Fra le novità, l’introduzione di un nuovo meccanismo di responsabilità solidale: in caso di ritardi nel pagamento delle retribuzioni da parte delle imprese, l’amministrazione comunale potrà trattenere le somme dai certificati di pagamento e versare direttamente gli stipendi ai lavoratori. Inoltre, per le lavorazioni edili più delicate sotto il profilo della sicurezza, viene generalizzato il divieto di subappalto a cascata, accorciando la filiera per assicurare un controllo diretto e trasparente sui cantieri. 

La tutela economica va di pari passo con la prevenzione: fondamentale qui l’innovazione tecnologica sui luoghi di lavoro. Infatti, il protocollo prevede l’introduzione di un badge, anche in formato digitale tramite Qr Code, per tracciare con precisione le presenze e l’orario effettivo di lavoro di ogni operatore. Trasparenza per i lavoratori, ma anche per i cantieri. Secondo quanto proposto nel documento, i cittadini potranno accedere alla scheda digitale degli appalti, monitorando in tempo reale lo stato dei lavori, attraverso Qr Code informativi che verranno installati tutti i principali cantieri della città. “Confermare e rinsaldare i principi di legalità nel settore degli appalti – afferma l’assessore Marco Porcedda – non è solo un atto formale, ma un dovere morale verso i cittadini e le imprese che operano nel rispetto delle regole.

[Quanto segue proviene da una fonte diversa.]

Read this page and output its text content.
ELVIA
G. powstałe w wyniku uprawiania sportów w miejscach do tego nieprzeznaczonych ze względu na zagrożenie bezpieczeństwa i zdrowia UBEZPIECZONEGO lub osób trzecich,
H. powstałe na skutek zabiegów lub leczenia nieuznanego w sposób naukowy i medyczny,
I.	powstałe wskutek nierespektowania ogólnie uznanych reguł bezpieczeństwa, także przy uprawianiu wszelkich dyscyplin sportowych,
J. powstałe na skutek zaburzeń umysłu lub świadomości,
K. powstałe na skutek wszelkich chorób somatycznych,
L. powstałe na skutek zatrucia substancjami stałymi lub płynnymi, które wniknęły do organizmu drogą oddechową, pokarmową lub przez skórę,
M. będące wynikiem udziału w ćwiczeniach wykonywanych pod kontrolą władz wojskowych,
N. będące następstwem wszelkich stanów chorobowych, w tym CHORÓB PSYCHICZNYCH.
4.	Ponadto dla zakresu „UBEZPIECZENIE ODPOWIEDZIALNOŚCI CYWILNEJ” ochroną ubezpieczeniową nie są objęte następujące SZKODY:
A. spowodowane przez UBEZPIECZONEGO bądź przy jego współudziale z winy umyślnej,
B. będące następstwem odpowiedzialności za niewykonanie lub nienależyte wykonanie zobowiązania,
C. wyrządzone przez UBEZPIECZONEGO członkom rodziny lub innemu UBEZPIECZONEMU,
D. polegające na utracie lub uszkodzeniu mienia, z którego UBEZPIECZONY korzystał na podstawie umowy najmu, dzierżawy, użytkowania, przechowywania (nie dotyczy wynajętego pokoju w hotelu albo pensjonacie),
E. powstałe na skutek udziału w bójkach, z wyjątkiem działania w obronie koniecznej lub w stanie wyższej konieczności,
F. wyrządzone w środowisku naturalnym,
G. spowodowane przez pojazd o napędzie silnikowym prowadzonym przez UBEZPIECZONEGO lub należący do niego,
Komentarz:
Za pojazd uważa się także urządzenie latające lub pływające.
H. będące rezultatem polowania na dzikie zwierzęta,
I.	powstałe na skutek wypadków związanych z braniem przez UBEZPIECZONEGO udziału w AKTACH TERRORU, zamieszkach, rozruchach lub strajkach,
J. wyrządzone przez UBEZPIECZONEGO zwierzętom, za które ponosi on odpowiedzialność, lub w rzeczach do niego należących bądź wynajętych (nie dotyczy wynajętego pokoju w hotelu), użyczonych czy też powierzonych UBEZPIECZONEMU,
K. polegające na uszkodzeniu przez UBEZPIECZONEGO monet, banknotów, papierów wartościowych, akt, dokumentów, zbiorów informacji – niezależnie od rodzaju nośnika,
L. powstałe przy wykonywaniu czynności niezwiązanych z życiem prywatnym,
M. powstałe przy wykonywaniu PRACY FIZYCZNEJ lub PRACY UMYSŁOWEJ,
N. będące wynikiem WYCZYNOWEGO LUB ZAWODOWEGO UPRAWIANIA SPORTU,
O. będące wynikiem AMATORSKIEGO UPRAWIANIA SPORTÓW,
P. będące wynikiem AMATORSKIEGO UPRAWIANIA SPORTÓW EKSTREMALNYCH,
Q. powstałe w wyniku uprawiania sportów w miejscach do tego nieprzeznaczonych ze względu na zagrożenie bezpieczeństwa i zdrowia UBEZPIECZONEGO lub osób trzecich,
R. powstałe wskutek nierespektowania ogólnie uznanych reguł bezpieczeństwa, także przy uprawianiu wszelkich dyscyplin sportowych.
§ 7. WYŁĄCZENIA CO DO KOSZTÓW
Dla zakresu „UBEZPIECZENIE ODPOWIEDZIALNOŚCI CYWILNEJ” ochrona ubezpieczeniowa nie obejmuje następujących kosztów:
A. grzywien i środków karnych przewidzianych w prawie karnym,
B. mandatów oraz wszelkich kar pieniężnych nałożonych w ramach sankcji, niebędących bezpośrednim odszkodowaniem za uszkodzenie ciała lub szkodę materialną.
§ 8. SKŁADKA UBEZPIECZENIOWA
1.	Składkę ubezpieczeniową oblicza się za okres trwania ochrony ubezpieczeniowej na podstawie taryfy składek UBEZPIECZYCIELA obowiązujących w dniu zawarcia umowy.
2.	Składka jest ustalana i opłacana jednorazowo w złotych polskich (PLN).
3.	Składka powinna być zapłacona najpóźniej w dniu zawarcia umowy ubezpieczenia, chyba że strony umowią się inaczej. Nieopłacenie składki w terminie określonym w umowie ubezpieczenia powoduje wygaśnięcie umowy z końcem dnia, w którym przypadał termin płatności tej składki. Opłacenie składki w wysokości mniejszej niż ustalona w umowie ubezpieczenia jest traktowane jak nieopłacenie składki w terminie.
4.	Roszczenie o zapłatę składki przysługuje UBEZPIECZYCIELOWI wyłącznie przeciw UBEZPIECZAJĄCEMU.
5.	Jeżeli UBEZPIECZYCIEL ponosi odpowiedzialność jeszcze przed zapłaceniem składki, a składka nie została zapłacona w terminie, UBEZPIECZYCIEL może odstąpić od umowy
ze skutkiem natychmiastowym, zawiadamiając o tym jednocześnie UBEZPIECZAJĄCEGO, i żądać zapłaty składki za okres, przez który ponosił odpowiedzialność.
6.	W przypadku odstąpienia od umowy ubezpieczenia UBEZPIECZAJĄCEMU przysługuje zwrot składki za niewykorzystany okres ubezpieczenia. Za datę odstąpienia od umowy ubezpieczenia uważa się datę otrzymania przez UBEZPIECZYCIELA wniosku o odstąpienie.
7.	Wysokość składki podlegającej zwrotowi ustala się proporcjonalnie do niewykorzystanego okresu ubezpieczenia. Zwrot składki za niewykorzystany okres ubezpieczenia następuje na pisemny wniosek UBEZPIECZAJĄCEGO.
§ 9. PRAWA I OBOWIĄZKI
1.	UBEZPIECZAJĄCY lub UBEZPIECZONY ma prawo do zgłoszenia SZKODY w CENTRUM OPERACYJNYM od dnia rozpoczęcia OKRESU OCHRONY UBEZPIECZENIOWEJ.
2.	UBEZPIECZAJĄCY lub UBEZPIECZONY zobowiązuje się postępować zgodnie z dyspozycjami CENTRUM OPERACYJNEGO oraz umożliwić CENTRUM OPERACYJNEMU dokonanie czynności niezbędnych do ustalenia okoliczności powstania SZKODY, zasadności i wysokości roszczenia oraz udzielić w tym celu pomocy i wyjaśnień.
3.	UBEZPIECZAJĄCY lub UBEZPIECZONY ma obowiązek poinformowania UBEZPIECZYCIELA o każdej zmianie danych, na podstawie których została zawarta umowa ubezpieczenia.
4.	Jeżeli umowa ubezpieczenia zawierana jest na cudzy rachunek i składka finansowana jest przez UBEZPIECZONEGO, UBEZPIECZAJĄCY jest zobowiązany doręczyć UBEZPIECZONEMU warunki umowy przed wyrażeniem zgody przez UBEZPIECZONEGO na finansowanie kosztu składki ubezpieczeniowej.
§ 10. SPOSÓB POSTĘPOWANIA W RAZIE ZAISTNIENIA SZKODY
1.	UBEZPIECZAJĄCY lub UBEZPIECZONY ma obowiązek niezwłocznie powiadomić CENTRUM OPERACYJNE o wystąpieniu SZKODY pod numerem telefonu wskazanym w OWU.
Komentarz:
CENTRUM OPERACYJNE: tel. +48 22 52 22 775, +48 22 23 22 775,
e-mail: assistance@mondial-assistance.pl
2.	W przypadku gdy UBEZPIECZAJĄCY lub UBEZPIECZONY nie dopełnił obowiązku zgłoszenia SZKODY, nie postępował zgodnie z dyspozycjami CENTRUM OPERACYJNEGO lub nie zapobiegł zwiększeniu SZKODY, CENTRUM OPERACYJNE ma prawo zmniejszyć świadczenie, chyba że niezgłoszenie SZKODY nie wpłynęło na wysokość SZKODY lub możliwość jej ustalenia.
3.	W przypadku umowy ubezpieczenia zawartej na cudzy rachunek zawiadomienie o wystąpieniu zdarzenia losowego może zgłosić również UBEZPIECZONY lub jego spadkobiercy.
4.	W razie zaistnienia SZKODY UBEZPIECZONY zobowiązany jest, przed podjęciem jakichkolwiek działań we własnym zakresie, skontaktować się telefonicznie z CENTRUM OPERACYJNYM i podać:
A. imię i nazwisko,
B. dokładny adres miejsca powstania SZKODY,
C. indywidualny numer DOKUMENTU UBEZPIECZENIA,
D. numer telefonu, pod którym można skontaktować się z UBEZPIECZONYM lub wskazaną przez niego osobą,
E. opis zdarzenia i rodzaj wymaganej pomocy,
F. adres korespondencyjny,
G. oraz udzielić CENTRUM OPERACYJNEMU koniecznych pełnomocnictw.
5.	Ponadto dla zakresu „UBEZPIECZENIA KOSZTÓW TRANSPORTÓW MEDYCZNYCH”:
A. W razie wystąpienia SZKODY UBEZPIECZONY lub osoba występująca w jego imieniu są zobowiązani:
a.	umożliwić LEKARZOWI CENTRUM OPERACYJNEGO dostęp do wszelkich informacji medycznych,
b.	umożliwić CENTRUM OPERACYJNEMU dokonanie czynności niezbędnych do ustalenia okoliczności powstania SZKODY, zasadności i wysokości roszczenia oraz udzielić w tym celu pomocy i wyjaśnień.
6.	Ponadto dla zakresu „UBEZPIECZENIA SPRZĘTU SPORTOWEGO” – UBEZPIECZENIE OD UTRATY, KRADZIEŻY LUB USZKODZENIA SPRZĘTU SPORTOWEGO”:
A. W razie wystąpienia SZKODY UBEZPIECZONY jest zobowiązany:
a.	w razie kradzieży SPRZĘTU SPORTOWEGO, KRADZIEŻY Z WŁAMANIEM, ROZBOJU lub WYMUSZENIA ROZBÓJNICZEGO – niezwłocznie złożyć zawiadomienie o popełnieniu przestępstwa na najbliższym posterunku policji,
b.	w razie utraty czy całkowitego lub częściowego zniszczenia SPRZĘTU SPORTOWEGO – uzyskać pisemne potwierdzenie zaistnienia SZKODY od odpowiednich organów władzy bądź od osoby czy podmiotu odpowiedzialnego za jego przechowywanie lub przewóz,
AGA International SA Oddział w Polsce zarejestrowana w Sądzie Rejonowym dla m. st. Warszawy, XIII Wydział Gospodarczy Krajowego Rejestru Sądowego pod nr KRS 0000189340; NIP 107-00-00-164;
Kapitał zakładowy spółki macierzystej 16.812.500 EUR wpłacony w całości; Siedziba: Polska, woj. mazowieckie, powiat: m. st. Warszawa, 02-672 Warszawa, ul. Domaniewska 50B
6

L’introduzione del badge obbligatorio, ad esempio, trasforma il cantiere in una ‘casa di vetro’ dove ogni presenza è tracciata e il lavoro nero non trova più spazio”.

La soddisfazione emerge dalle parole di Elena Palumbo, segreteria CGIL Torino: “È un’intesa che mette al centro il riconoscimento di giusti salari per i lavoratori del settore, il rispetto delle norme su salute e sicurezza attraverso l’applicazione di regole che squalificano chi applica contratti pirata per abbattere il costo del lavoro, tutelando finalmente le imprese che rispettano le norme e la dignità dei lavoratori”. Dello stesso parere anche il segretario territoriale Cisl Torino-Canavese, Davide Provenzano, sottolineando “l’importanza della formazione obbligatoria in materia di sicurezza per tutto il personale impiegato nelle opere, quale elemento imprescindibile di prevenzione e tutela. Infine, in un’ottica partecipativa, esprimiamo apprezzamento per l’istituzione di una cabina di regia congiunta e permanente”.